Winter is here, and with it the cold chills are taking away the luxury of secure jobs and constant employee # growth in a number of projects.
The focus this week in the media has been Consensys and its round of layoffs. (Here's an AMA
from one of the people let go).
It's always a bit scary how the media can pick a target it never had anything to say about, and then attack it like it. You can almost see the pleasure in the media's eyes of someone not being successful. I can understand it with Theranos, or Stox, but not with companies like Consensys.
Even if it does some things we might not appreciate, the role of Consensys in the ecosystem is undeniable. The boldness of it is stunning as well.

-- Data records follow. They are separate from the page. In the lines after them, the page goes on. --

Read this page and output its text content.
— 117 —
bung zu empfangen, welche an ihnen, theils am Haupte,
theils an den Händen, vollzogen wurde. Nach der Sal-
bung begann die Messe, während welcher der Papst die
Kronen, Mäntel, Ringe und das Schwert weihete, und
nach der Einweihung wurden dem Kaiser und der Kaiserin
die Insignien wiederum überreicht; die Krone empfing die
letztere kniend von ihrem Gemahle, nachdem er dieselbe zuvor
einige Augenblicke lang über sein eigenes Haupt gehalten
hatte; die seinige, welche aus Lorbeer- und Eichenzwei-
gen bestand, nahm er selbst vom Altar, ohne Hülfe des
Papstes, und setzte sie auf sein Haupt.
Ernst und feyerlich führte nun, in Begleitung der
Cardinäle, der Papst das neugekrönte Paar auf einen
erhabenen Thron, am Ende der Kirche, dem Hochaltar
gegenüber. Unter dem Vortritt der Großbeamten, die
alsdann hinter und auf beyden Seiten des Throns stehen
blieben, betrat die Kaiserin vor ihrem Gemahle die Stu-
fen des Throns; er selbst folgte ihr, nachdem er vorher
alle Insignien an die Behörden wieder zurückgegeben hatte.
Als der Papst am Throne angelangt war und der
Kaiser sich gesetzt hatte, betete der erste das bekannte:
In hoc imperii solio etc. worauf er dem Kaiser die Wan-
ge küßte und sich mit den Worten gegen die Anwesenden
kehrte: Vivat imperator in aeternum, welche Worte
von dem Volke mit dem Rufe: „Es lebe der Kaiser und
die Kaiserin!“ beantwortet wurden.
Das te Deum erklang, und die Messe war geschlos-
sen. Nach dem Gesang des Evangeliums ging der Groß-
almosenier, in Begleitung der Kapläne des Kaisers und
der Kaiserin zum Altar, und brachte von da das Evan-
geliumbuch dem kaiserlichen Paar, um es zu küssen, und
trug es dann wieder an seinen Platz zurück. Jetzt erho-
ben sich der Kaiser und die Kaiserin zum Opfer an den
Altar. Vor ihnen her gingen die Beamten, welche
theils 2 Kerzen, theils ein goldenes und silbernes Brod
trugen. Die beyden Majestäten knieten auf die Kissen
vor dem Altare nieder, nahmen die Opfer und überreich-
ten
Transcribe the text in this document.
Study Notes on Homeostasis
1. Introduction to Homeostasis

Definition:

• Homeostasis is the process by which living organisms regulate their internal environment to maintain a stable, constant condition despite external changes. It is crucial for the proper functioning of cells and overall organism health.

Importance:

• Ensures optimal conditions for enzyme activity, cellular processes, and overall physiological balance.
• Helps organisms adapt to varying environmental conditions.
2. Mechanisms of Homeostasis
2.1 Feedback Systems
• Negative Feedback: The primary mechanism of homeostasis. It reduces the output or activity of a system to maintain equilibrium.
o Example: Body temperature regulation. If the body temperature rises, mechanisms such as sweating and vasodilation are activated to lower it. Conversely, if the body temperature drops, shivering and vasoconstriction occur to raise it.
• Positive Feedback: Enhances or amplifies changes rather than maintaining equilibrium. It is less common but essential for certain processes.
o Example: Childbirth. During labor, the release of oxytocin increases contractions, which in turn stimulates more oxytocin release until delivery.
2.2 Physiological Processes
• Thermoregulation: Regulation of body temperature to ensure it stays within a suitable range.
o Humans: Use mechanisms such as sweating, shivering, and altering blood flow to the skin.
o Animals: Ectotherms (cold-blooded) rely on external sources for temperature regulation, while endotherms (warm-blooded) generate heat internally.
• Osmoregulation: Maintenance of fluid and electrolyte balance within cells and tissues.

And course-correcting for a while is just absolutely fair. Who are we to say what they should have done during the bull market or how they should have run their firm?
But with this context, it is hard times for many projects like Consensys which have counted on a lot of funding, but whose commercial success is unlikely and in any case far off in the future.
Many are downsizing, some are even closing down dev efforts entirely. That being said, VCs deployed staggering amounts of capital, so I'm sure mostly everyone will be able to land on their feet thanks to some Silicon Valley cash, at least for the next few years (and then hopefully a new bull run can start!).
The team at Consensys responded to the critics with a piece detailing Ethereum by the numbers
, in which you they try to spread optimism about the ecosystem.
As someone very involved in it, it does seem that the pace of innovation, development and talent inflow is inversely correlated with the price action. The stuff we have now, is just another level from what we had at ETH's ATH.
Every day we have something that's more usable, more innovative and more importantly that can be improved upon in an exponentially increasing pace of innovation.
Suffice to say, we're very long Ethereum (we're not that clear on ETH instead).